We normally think of sex and being alive as two very clear-cut variables.  You are a male or a female.  You are alive or you are not.  But on the other hand, we know there are cases of sexually ambiguous people who may be somewhere between or in both groups.  We know that as we magnify the matter, it can be difficult to decide whether a person has reached the state of death or not.  And, of course, we know how much debate and energy goes into considering the question of when a new human is actually alive and when that state has not yet been reached.
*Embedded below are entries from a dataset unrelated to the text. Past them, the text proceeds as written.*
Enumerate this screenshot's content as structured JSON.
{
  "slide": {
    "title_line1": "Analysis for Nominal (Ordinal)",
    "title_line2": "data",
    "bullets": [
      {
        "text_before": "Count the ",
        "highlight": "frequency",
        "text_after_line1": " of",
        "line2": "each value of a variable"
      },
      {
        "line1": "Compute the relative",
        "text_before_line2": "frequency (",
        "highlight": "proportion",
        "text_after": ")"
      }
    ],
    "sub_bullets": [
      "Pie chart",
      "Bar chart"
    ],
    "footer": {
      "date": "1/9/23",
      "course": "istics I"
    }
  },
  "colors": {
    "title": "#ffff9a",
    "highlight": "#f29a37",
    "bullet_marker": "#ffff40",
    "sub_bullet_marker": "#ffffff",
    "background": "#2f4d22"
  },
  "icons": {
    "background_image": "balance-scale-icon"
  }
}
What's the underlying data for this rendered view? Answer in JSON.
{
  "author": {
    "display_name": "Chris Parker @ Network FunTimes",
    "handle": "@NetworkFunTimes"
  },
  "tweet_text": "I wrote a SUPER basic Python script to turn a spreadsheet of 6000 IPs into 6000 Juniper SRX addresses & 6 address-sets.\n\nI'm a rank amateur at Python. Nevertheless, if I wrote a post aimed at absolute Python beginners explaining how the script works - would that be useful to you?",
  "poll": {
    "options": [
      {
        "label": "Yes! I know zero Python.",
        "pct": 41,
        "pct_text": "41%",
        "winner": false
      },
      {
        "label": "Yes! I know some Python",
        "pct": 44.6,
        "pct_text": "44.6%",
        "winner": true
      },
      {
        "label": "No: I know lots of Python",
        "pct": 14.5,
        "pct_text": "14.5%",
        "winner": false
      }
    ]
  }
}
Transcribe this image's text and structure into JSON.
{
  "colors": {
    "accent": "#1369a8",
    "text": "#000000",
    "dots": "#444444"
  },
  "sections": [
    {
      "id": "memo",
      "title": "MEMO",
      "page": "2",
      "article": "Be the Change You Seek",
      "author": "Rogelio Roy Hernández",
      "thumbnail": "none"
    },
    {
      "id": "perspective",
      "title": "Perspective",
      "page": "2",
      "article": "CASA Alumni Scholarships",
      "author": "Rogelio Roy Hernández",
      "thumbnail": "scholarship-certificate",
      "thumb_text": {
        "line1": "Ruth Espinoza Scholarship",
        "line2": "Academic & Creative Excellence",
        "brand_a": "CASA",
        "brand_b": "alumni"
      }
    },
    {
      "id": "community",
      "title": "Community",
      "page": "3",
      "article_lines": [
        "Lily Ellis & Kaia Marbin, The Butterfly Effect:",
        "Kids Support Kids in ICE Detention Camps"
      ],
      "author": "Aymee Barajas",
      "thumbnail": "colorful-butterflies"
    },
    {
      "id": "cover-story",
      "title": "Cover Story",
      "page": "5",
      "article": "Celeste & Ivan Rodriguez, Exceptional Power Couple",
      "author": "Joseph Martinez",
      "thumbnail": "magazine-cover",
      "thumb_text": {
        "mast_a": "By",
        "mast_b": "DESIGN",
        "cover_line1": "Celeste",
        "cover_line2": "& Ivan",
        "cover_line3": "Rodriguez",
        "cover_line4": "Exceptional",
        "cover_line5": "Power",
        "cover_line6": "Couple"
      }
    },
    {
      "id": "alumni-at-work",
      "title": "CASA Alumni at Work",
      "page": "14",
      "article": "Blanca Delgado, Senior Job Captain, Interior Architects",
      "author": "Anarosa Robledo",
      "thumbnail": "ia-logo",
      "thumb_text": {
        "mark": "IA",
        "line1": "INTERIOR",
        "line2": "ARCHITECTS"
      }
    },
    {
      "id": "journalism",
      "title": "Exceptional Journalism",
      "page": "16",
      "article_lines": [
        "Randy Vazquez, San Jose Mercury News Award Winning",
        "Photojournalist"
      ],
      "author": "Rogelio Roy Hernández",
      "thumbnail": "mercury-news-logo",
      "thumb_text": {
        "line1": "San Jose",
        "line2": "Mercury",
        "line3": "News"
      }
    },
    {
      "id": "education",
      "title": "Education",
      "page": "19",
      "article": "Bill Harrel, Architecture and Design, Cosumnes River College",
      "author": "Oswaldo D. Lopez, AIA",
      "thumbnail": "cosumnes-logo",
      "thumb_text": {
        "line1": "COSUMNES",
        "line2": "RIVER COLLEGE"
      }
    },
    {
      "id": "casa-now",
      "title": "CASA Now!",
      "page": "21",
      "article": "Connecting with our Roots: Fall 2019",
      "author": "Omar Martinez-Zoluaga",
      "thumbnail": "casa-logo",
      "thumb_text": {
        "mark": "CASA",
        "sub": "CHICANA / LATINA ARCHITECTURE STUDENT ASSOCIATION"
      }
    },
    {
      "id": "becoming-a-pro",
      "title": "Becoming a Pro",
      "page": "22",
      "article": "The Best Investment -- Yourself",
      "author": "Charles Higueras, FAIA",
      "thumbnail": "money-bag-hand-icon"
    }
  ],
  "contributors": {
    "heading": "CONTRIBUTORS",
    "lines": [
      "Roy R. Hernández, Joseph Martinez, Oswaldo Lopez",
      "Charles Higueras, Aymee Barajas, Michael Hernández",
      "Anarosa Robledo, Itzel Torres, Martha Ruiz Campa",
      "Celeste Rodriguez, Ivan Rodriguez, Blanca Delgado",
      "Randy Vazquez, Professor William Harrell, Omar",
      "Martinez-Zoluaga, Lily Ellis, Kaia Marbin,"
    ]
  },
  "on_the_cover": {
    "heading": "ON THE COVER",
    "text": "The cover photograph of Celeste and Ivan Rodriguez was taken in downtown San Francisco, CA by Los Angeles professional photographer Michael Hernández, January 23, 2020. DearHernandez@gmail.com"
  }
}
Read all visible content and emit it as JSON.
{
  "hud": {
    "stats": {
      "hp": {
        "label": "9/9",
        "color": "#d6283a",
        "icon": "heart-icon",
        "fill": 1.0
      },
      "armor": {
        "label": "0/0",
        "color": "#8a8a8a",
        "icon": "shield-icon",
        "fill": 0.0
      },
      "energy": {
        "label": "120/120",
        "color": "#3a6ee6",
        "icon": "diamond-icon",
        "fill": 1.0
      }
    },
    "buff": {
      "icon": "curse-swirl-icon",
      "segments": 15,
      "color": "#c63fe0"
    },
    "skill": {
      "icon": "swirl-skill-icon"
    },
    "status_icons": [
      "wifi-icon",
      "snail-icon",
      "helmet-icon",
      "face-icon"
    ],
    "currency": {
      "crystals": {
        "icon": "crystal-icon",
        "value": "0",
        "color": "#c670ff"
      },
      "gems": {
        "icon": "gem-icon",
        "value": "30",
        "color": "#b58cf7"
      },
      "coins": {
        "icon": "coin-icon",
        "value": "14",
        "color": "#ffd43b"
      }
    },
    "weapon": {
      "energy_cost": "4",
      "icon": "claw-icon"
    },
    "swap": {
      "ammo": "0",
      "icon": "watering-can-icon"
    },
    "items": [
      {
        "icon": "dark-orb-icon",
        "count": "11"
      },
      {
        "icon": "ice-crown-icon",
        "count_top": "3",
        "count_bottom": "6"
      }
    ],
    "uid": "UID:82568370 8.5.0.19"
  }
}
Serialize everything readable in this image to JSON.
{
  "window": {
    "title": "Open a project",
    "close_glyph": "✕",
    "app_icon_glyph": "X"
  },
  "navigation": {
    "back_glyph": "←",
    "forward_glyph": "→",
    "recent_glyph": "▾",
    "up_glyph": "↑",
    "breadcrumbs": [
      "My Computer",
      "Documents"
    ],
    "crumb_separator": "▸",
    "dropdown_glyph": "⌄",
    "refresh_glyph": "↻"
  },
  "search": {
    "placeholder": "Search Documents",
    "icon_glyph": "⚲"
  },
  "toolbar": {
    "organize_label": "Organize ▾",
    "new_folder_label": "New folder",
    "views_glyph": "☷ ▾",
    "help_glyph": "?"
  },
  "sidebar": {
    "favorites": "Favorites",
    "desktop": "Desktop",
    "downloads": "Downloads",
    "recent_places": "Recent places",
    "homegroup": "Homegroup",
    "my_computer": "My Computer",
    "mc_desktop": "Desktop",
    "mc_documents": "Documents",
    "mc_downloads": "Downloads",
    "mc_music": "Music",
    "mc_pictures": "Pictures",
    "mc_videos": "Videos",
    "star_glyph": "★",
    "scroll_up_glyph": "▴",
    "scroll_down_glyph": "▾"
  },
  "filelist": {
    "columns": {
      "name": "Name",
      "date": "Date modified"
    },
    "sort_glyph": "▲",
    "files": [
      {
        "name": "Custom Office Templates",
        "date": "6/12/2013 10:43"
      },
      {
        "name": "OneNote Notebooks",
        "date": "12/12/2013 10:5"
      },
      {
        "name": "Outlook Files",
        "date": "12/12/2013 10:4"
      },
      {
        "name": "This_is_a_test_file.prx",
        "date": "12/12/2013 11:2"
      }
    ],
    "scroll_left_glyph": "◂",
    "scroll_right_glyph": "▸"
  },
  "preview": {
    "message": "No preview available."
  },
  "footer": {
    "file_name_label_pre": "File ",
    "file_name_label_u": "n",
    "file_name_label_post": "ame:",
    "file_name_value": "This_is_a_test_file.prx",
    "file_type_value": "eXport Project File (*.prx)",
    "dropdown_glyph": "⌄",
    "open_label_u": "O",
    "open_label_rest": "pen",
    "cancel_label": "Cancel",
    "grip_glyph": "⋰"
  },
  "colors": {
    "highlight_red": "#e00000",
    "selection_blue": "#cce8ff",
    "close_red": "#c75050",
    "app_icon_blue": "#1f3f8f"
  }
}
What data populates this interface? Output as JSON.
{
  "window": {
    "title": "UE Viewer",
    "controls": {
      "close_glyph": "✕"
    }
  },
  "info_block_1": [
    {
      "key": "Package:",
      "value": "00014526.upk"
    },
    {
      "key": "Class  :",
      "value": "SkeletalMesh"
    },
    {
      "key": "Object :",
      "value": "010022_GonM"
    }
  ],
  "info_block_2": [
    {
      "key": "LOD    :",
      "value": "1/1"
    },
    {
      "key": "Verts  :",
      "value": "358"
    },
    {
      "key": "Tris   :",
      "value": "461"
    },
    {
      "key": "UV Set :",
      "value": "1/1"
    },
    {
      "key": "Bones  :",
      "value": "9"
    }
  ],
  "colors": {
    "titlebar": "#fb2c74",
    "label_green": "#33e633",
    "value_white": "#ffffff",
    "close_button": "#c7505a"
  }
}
I know it is hard to go through life doubting every damned thing and it is hard to be a committed believer or accepter of a story or idea or notion.  Personally, I try to strike a balance between acceptance and skepticism. I don't think it is necessary to go as far as some logic from India that says, not as the West has, that any meaningful statement is either true or not true, but asserts that a statement could be

  • True

  • Not true

  • Both true and not true

  • Neither true nor not true.

However, when using a binary variable or distinction, the wise person takes the two classes with a grain of salt.